Loos arbeitete an zahlreichen Orten Europas von Süd bis Nord: Nach seiner
Ausbildung an der Wiener Akademie weilte er vorübergehend in Ungarn. Danach
hielt er sich in Leipzig und Lützschena auf, ehe er im Sommer 1826 über Dresden
und Prag wieder nach Wien und noch im gleichen Jahr nach Salzburg ging. Ab
1840 lebte er in Italien, vor allem in Rom, dann 1851 – 53 in Bremen, Oldenburg,
Hamburg und Kopenhagen.

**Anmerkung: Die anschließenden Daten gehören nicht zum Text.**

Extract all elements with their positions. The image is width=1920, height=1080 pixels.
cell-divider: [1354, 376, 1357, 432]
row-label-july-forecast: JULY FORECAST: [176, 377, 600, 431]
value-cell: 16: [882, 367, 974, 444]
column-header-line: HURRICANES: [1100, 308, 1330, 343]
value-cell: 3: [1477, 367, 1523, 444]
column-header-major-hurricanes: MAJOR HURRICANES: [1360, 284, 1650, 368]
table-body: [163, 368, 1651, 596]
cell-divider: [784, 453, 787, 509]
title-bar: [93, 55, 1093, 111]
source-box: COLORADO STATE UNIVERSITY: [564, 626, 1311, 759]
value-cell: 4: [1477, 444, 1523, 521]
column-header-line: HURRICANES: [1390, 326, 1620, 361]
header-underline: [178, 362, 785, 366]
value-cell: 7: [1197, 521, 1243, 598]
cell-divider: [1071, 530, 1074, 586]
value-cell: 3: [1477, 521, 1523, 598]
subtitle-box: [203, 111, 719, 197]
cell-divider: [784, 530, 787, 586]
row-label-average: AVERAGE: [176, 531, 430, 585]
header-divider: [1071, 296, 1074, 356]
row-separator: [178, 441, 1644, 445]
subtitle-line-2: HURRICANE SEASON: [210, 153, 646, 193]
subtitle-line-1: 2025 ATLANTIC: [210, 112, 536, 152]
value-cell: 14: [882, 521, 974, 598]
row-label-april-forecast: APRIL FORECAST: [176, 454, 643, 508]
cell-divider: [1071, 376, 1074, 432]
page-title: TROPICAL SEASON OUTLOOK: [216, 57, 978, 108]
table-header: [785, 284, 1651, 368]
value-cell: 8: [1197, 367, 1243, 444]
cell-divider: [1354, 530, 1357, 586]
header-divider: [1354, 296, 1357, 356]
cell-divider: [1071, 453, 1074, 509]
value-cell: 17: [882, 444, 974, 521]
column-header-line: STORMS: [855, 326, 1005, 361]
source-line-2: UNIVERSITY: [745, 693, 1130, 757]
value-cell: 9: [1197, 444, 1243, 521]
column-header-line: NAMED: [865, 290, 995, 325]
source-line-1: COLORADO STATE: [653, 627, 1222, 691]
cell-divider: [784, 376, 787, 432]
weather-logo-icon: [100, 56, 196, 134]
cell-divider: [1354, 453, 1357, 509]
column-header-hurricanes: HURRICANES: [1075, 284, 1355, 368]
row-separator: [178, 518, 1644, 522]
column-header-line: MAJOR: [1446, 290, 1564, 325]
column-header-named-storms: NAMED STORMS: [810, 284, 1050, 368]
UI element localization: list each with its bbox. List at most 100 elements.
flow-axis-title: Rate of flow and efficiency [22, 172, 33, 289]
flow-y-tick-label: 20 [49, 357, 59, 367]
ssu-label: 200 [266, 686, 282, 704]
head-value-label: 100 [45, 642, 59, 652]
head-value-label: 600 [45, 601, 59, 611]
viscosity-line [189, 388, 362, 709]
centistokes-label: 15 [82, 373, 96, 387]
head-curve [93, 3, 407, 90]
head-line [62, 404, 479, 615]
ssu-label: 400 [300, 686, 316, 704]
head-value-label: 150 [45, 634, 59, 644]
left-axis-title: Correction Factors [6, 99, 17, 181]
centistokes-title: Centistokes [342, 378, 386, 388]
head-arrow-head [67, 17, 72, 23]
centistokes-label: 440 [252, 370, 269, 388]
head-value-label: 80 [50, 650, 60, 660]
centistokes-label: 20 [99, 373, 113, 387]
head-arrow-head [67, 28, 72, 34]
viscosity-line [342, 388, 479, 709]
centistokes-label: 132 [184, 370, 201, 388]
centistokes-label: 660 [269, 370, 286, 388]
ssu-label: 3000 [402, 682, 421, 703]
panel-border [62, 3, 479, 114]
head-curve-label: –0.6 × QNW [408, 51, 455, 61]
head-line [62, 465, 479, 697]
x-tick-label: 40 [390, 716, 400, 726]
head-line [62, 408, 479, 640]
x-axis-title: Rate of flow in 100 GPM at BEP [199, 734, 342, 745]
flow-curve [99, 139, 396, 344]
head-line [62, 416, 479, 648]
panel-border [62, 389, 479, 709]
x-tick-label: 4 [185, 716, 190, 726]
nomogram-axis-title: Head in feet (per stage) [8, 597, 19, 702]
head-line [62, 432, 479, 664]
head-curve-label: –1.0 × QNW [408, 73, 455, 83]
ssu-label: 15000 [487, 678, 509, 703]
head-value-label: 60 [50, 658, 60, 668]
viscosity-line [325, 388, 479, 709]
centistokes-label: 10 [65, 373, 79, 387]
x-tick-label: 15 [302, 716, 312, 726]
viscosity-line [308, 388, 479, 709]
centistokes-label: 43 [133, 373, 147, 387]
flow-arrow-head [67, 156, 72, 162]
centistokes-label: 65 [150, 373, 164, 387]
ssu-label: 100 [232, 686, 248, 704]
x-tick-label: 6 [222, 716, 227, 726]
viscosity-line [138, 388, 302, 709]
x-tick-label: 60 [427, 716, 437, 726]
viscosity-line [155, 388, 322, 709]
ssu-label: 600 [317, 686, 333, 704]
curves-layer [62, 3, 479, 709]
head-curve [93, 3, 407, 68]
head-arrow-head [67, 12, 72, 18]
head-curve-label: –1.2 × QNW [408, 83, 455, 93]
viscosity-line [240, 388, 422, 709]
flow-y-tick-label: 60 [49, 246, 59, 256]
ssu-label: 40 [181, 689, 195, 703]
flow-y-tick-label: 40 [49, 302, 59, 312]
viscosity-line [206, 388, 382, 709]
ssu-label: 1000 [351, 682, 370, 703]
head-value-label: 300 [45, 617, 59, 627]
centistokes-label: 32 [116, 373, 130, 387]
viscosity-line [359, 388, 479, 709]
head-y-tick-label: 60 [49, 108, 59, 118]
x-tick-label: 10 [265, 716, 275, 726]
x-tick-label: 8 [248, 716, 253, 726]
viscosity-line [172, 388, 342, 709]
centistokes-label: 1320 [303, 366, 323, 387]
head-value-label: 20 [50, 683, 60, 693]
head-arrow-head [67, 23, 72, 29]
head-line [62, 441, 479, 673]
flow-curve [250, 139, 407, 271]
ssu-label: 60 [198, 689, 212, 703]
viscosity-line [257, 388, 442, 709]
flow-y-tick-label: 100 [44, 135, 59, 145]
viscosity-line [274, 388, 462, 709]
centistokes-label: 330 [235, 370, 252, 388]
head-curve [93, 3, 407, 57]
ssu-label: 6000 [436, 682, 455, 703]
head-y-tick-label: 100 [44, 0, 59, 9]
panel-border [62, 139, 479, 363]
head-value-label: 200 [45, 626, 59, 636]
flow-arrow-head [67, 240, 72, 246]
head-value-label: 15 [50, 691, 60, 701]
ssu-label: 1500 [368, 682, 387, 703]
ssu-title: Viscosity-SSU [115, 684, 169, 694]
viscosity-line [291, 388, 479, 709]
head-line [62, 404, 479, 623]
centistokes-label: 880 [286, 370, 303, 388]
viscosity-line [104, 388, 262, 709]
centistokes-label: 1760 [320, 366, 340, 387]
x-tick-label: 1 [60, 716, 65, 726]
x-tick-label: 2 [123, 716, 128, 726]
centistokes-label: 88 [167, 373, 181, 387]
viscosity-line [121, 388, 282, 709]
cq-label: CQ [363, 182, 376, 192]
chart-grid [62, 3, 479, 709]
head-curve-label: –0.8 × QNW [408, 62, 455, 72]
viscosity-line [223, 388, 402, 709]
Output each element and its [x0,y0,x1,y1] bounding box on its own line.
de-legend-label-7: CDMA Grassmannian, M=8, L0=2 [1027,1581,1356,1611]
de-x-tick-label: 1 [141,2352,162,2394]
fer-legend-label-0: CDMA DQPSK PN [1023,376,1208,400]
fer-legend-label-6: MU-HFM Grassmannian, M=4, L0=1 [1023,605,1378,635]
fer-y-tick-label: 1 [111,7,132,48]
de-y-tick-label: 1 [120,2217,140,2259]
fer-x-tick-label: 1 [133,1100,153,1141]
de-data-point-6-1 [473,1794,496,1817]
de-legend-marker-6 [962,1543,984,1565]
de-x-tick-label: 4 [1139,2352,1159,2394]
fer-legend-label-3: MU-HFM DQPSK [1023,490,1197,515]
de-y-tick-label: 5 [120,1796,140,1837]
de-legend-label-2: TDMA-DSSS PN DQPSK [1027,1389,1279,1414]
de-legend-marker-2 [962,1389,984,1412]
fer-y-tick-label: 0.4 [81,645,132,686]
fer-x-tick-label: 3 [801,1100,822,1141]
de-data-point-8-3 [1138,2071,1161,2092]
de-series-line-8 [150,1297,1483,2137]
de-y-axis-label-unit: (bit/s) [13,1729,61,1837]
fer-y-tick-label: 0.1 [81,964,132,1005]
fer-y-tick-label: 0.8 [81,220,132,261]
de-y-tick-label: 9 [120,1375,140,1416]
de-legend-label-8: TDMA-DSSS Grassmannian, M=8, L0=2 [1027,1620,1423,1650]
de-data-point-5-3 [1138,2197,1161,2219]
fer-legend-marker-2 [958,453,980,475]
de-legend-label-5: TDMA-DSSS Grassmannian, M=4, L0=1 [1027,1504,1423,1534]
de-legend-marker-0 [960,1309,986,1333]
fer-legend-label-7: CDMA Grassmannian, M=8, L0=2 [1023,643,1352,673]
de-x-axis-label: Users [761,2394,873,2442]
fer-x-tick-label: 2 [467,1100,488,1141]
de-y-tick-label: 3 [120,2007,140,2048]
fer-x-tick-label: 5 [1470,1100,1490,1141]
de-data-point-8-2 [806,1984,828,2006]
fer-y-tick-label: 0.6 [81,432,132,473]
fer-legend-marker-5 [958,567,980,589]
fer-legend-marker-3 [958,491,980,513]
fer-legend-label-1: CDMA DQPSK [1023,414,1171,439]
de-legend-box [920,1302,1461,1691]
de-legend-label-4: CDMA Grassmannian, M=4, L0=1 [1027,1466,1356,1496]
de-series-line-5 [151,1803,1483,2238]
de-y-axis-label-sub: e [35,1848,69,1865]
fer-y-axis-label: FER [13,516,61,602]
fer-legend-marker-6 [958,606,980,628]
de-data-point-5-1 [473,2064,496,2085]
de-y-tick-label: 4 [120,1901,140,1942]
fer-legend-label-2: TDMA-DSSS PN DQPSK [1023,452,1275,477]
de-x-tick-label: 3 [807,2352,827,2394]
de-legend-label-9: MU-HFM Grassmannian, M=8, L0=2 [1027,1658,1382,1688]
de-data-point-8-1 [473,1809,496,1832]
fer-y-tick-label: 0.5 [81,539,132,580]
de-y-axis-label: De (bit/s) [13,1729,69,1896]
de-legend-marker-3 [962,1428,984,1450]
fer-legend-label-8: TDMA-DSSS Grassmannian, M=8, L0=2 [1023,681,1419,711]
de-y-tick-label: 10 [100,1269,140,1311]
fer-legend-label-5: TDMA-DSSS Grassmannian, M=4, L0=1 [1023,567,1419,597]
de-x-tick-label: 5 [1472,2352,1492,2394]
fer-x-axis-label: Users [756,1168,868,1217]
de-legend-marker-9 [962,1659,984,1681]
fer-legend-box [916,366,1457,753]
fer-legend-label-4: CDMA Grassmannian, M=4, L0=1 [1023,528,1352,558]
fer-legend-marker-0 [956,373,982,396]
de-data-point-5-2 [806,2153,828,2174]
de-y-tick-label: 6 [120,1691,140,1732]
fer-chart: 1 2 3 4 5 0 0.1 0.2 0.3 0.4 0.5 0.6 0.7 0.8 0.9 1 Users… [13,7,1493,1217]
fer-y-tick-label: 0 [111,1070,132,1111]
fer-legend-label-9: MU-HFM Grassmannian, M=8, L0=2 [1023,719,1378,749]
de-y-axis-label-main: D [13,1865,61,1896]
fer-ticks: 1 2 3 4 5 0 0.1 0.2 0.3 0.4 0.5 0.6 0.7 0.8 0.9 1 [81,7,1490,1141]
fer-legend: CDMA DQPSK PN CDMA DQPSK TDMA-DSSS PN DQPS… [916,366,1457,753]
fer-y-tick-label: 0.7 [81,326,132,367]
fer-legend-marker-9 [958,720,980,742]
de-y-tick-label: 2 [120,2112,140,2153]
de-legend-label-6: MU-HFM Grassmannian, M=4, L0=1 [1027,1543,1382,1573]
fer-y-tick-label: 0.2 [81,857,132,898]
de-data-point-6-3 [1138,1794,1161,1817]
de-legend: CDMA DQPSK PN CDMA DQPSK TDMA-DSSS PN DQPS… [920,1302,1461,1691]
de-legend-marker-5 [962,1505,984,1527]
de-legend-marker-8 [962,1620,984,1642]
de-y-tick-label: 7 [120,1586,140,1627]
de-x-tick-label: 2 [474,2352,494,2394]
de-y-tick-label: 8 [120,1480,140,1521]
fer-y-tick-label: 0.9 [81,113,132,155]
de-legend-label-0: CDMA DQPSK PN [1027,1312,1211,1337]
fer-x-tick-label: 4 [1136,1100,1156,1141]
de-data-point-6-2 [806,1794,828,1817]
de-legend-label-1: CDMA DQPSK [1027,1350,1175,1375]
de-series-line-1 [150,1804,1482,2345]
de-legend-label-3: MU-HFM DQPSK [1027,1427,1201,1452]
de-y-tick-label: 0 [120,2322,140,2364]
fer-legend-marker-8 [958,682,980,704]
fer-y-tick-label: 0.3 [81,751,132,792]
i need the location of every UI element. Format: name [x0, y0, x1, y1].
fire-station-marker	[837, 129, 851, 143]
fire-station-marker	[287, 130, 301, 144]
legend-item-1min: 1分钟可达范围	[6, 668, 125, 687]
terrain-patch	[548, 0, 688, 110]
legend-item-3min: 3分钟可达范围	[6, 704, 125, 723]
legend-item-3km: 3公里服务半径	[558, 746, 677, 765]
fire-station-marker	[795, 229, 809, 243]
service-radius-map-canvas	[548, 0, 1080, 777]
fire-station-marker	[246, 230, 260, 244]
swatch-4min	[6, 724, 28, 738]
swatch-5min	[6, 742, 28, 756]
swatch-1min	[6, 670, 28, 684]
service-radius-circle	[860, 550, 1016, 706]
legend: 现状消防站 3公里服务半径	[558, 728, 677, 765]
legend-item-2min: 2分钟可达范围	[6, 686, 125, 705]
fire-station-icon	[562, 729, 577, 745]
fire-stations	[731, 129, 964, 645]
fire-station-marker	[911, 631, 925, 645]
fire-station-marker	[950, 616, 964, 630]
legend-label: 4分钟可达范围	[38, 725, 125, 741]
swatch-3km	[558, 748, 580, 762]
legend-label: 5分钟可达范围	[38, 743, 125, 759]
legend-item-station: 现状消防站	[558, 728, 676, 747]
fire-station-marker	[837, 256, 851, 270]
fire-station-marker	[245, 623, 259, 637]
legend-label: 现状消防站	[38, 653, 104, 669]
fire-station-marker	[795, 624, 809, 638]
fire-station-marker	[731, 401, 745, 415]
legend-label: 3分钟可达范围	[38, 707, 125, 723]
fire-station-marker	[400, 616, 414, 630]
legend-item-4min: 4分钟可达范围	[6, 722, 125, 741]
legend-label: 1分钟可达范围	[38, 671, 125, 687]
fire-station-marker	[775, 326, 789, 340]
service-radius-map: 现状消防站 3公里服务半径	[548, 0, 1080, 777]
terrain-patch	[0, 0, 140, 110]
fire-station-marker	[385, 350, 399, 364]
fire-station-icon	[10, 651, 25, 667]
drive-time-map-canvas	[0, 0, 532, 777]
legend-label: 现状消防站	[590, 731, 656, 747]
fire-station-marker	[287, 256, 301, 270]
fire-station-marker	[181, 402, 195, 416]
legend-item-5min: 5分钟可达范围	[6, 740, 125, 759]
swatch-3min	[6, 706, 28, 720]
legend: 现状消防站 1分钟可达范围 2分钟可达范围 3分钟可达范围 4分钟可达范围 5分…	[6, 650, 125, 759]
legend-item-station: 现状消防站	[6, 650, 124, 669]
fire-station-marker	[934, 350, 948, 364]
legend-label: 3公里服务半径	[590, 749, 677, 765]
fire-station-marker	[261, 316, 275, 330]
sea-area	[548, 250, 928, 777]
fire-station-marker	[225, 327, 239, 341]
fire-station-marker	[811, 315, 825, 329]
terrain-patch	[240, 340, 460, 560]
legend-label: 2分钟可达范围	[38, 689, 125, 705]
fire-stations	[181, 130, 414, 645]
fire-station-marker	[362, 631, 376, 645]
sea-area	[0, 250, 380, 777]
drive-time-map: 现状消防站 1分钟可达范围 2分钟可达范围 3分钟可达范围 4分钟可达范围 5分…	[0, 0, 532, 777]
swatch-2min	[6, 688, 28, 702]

Seit 1853 wirkte Loos in Kiel, wo er später eine Anstellung
an der dortigen Universität als Zeichenlehrer erhielt. 1856 unternahm er eine
Studienreise nach Norwegen. Eine Sonderausstellung innerhalb seines umfangreichen
Werkes nehmen zwei große Stadtpanoramen (Salzburg, Rom) ein.
Loos starb hochbetagt 1890 in Kiel.
Werner Müller, Stahmeln
Für freundliche Unterstützung meiner Recherchen danke ich der Bibliothek Lützschena
und der Redaktion des Allgemeinen Künstlerlexikons, Leipzig.